1982 Anayasası’nın 48. maddesi uyarınca işveren işyerini açmakta serbest olduğu gibi işyerini kapatmakta da serbesttir. Ancak her hak gibi işyerini kapatma hakkı da kötüye kullanılmamalıdır. Nitekim konuyla ilgili doktrinde SÜZEK her hak gibi işyerini kapatma hakkının da kötüye kullanılmaması, işyeri kapatma kararının gerçek ve samimi olması gerektiğini, işverenin kararı bu niteliği taşımıyorsa, kapatma işçilerin bireysel veya toplu iş hukuku alanındaki haklarını kullanmalarını önlemeyi amaçlıyorsa hakkın kötüye kullanıldığı kabul edileceğini belirtmektedir (SÜZEK, Sarper, İş Hukuku, 8. Bası, s. 218). Doktrinde MOLLAMAHMUTOĞLU da işyerinin, bir toplu uyuşmazlık veya iş mücadelesi ortamında kesin ve devamlı olarak kapatıldığının hukuken sabit olduğu veya tartışma dışı olduğu uyuşmazlıklarda kapatma sebebinin olayın niteliği üzerinde bir önemi olmadığını; yani kanundışı bir lokavt uygulamasından değil de koşulları varsa işyerini kötüniyetle kapatmadan bahsetmenin ve bu durumda da iş sözleşmeleri feshedilen işçilerin, kötüniyetle feshe veya iş güvencesine ilişkin düzenlemelerden yararlanabileceklerinin kabulünün uygun düşeceği görüşündedir (MOLLAMAHMUTOĞLU, Hamdi/ASTARLI, Muhittin İş Hukuku 5. Bası, s. 258).

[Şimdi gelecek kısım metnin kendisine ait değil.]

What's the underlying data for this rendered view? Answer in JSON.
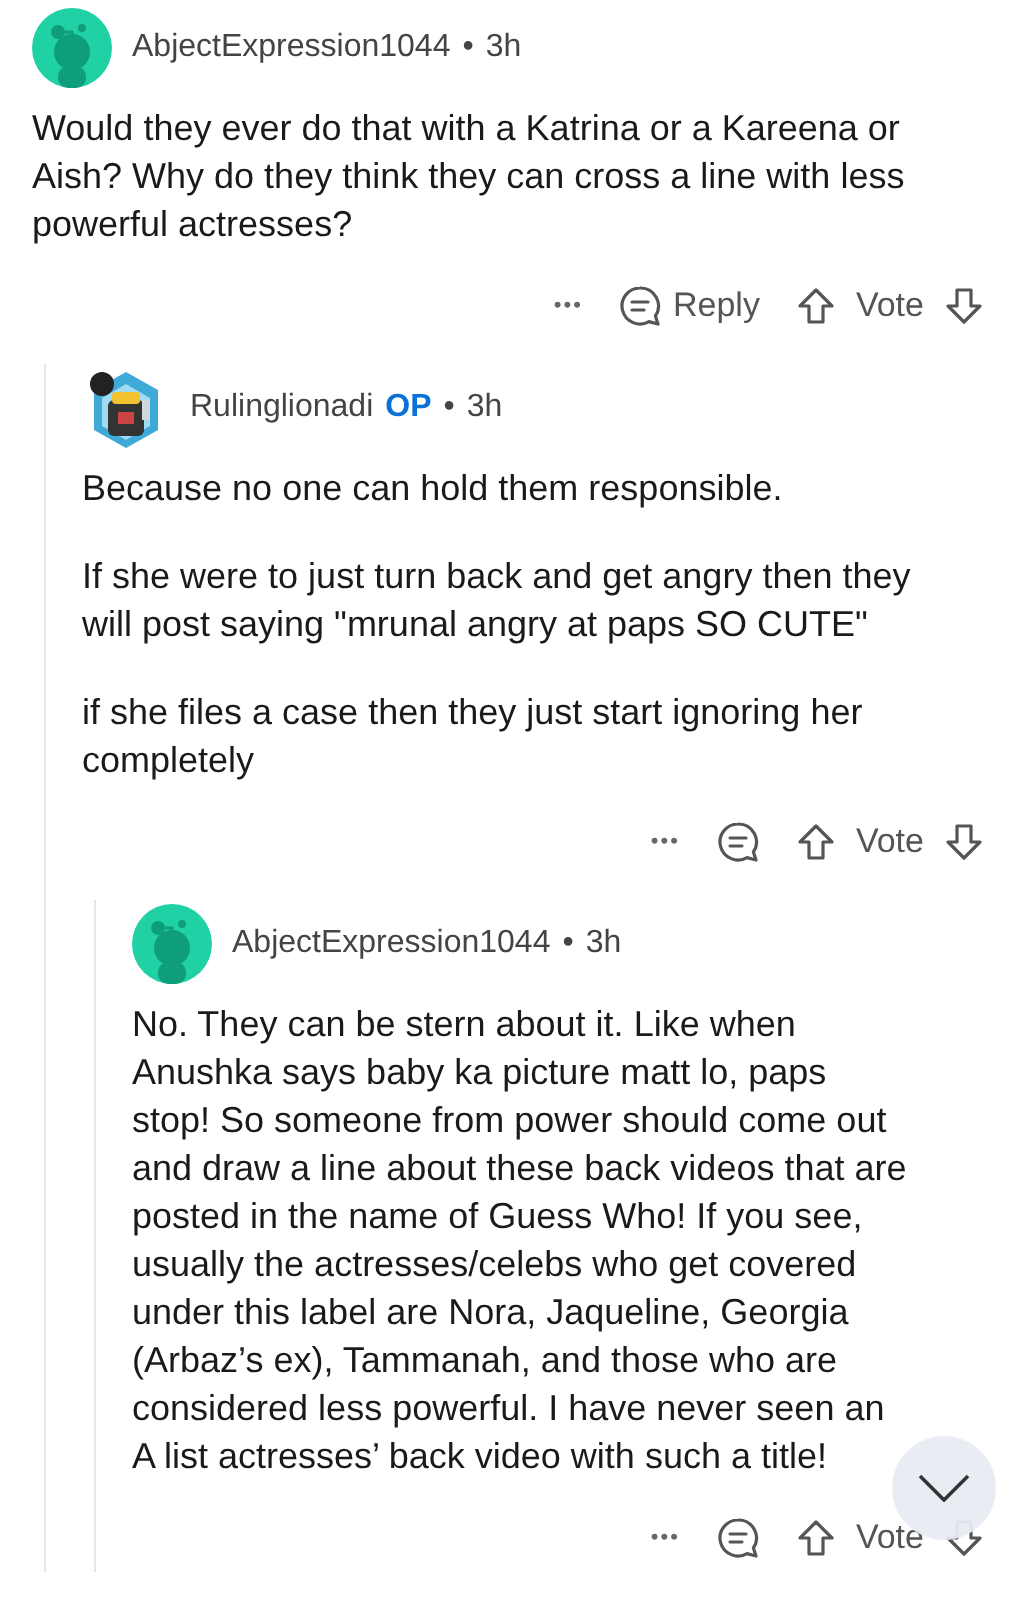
{
  "comments": [
    {
      "author": "AbjectExpression1044",
      "avatar": {
        "kind": "snoo"
      },
      "time": "3h",
      "separator": "•",
      "paragraphs": [
        "Would they ever do that with a Katrina or a Kareena or Aish? Why do they think they can cross a line with less powerful actresses?"
      ],
      "actions": {
        "more": "•••",
        "reply": "Reply",
        "vote": "Vote"
      },
      "children": [
        {
          "author": "Rulinglionadi",
          "avatar": {
            "kind": "custom"
          },
          "op": "OP",
          "time": "3h",
          "separator": "•",
          "paragraphs": [
            "Because no one can hold them responsible.",
            "If she were to just turn back and get angry then they will post saying \"mrunal angry at paps SO CUTE\"",
            "if she files a case then they just start ignoring her completely"
          ],
          "actions": {
            "more": "•••",
            "vote": "Vote"
          },
          "children": [
            {
              "author": "AbjectExpression1044",
              "avatar": {
                "kind": "snoo"
              },
              "time": "3h",
              "separator": "•",
              "paragraphs": [
                "No. They can be stern about it. Like when Anushka says baby ka picture matt lo, paps stop! So someone from power should come out and draw a line about these back videos that are posted in the name of Guess Who! If you see, usually the actresses/celebs who get covered under this label are Nora, Jaqueline, Georgia (Arbaz’s ex), Tammanah, and those who are considered less powerful. I have never seen an A list actresses’ back video with such a title!"
              ],
              "actions": {
                "more": "•••",
                "vote": "Vote"
              }
            }
          ]
        }
      ]
    }
  ]
}
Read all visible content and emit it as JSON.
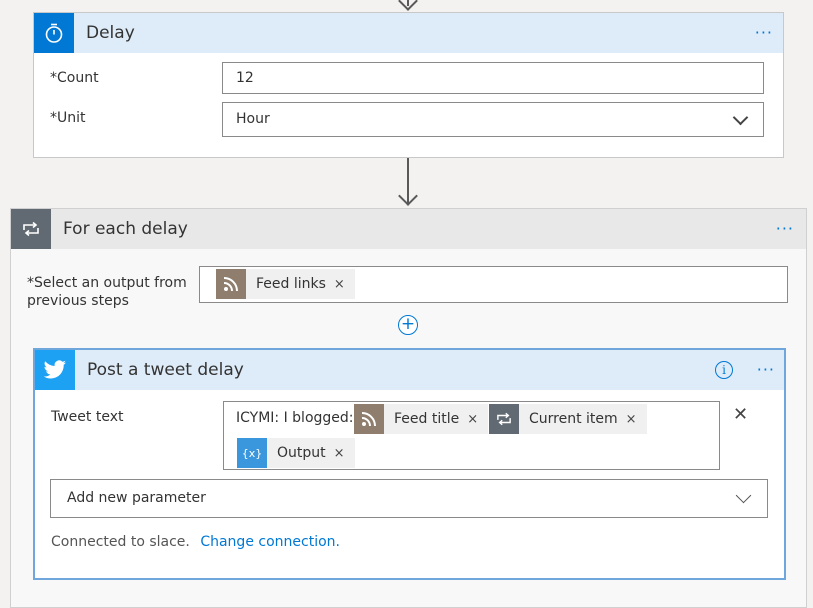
{
  "delay": {
    "title": "Delay",
    "menu": "···",
    "count_label": "Count",
    "count_value": "12",
    "unit_label": "Unit",
    "unit_value": "Hour",
    "required_mark": "*"
  },
  "foreach": {
    "title": "For each delay",
    "menu": "···",
    "select_label_line1": "*Select an output from",
    "select_label_line2": "previous steps",
    "token_label": "Feed links",
    "remove": "×",
    "add_symbol": "+"
  },
  "tweet": {
    "title": "Post a tweet delay",
    "info": "i",
    "menu": "···",
    "tweet_text_label": "Tweet text",
    "prefix_text": "ICYMI: I blogged:",
    "tokens": [
      "Feed title",
      "Current item",
      "Output"
    ],
    "remove": "×",
    "clear": "✕",
    "add_param": "Add new parameter",
    "connected_text": "Connected to slace.",
    "change_connection": "Change connection."
  },
  "colors": {
    "accent": "#0078d4",
    "header_bg": "#deecf9",
    "loop_gray": "#616a73",
    "rss": "#8f7e6e",
    "twitter": "#1da1f2"
  },
  "icons": {
    "delay": "timer-icon",
    "foreach": "loop-icon",
    "tweet": "twitter-bird-icon",
    "feed": "rss-icon",
    "variable": "variable-icon"
  }
}
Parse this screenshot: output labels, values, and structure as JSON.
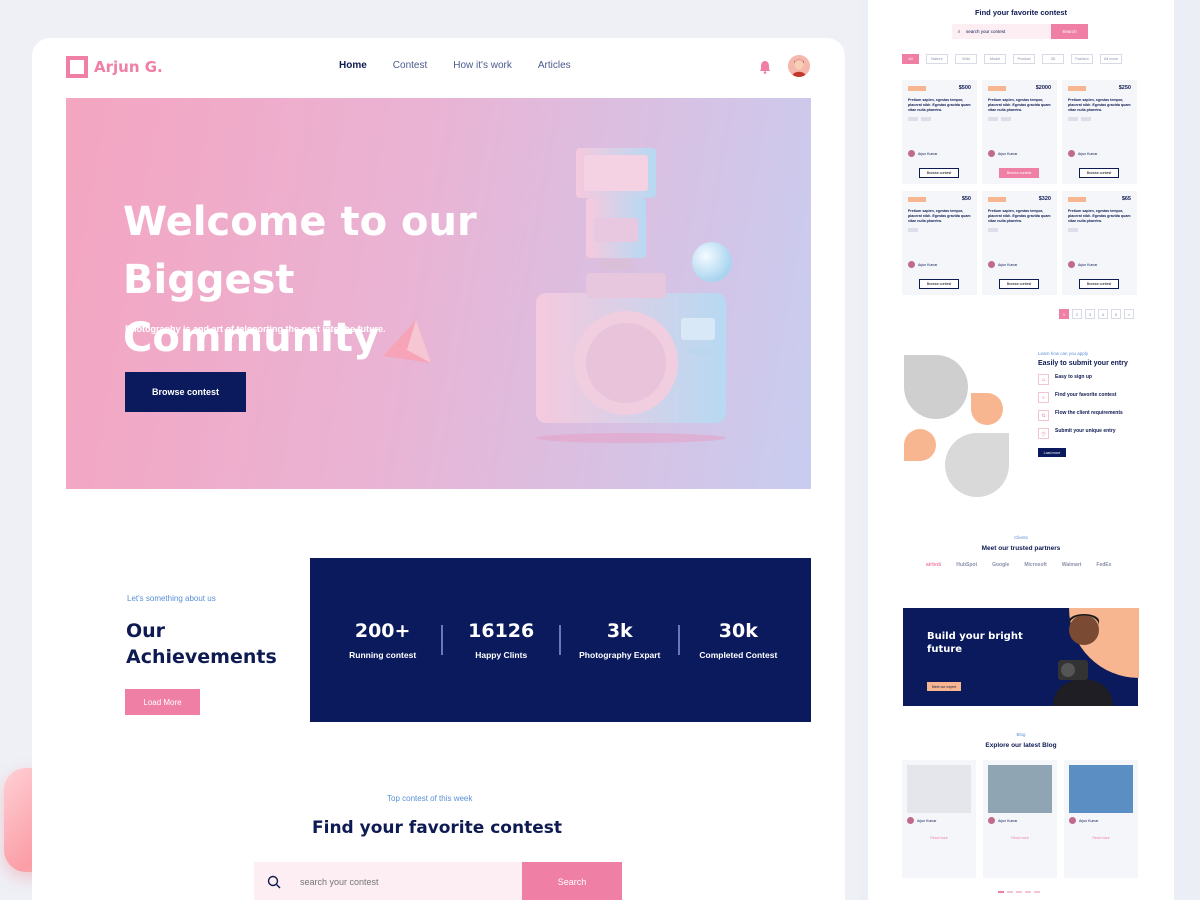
{
  "brand": {
    "name": "Arjun G."
  },
  "nav": {
    "items": [
      "Home",
      "Contest",
      "How it's work",
      "Articles"
    ]
  },
  "hero": {
    "title": "Welcome to our Biggest Community",
    "subtitle": "Photography is and art of teleporting the past into the future.",
    "cta": "Browse contest"
  },
  "about": {
    "tag": "Let's something about us",
    "title": "Our Achievements",
    "button": "Load More"
  },
  "stats": [
    {
      "value": "200+",
      "label": "Running contest"
    },
    {
      "value": "16126",
      "label": "Happy Clints"
    },
    {
      "value": "3k",
      "label": "Photography Expart"
    },
    {
      "value": "30k",
      "label": "Completed Contest"
    }
  ],
  "contest": {
    "tag": "Top contest of this week",
    "title": "Find your favorite contest",
    "search_placeholder": "search your contest",
    "search_button": "Search"
  },
  "right": {
    "contest_title": "Find your favorite contest",
    "search_placeholder": "search your contest",
    "search_button": "Search",
    "filters": [
      "All",
      "Nature",
      "Wild",
      "Model",
      "Product",
      "3D",
      "Fashion",
      "All more"
    ],
    "cards": [
      {
        "price": "$500",
        "button": "Browse contest",
        "primary": false
      },
      {
        "price": "$2000",
        "button": "Browse contest",
        "primary": true
      },
      {
        "price": "$250",
        "button": "Browse contest",
        "primary": false
      },
      {
        "price": "$50",
        "button": "Browse contest",
        "primary": false
      },
      {
        "price": "$320",
        "button": "Browse contest",
        "primary": false
      },
      {
        "price": "$65",
        "button": "Browse contest",
        "primary": false
      }
    ],
    "card_text": "Pretium sapien, egestas tempor, placerat nibh. Egestas gravida quam vitae nulla pharetra.",
    "card_author": "Arjun Kumar",
    "pages": [
      "1",
      "2",
      "3",
      "4",
      "5",
      ">"
    ],
    "apply": {
      "tag": "Learn how can you apply",
      "title": "Easily to submit your entry",
      "steps": [
        {
          "icon": "☺",
          "title": "Easy to sign up"
        },
        {
          "icon": "⌕",
          "title": "Find your favorite contest"
        },
        {
          "icon": "⇅",
          "title": "Flow the client requirements"
        },
        {
          "icon": "◷",
          "title": "Submit your unique entry"
        }
      ],
      "button": "Load more"
    },
    "partners": {
      "tag": "Clients",
      "title": "Meet our trusted partners",
      "logos": [
        "airbnb",
        "HubSpot",
        "Google",
        "Microsoft",
        "Walmart",
        "FedEx"
      ]
    },
    "banner": {
      "title": "Build your bright future",
      "button": "Meet our expert"
    },
    "blog": {
      "tag": "Blog",
      "title": "Explore our latest Blog",
      "author": "Arjun Kumar",
      "read_more": "Read more"
    }
  },
  "colors": {
    "navy": "#0b1a5c",
    "pink": "#ef7fa4",
    "peach": "#f7b68f"
  }
}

Öncelikle işyerinde sendikal sürecin 2009 yılında başladığı bu süreç içerisinde birçok işçinin iş sözleşmelerinin feshedildiği, bunlara karşı sendikal nedenle fesih iddiasıyla işe iade davalarının açıldığı, mahkemelerce fesihlerin sendikal nedenle yapıldığı gerekçesiyle geçersizliğine ve davacıların işe iadesine karar verildiği, söz konusu kararların Yargıtay incelemesinden geçerek onandığı görülmektedir. En son 2012 yılı Ocak ayında davalı İstanbul S.. G.. Uluslararası Havalimanı Yer Hizmetleri A.Ş.’nin Pegasus’la olan sözleşmenin adı geçen firma tarafından feshedildiği gerekçesiyle işletmesel gerekliliklerden dolayı birçok işçinin iş sözleşmesini feshettiği, yine sendikal fesih nedeniyle işe iade davalarının açıldığı ve davalı İstanbul S.. G..Uluslararası Havalimanı Yer Hizmetleri A.Ş.’nin işçilerin iş sözleşmelerini fesih için gerekçe yaratmak amacıyla Pegasus’un iş sözleşmesini feshetmesini sağladığı feshin sendikal nedene dayandığı kabul edilerek işe iade kararları verildiği ve davalı tarafından temyizi üzerine söz konusu kararların Yargıtay 22. Hukuk Dairesi’nce onandığı anlaşılmaktadır. Yaklaşık dokuz ay sonra dava konusu olayda yine Pegasus firmasının sözleşmeyi feshettiği, hiçbir müşterinin kalmadığı, rekabetin güçlüğü belirtilerek işyeri kapatıldığı gerekçesiyle işçilerin iş sözleşmeleri feshedilmiştir.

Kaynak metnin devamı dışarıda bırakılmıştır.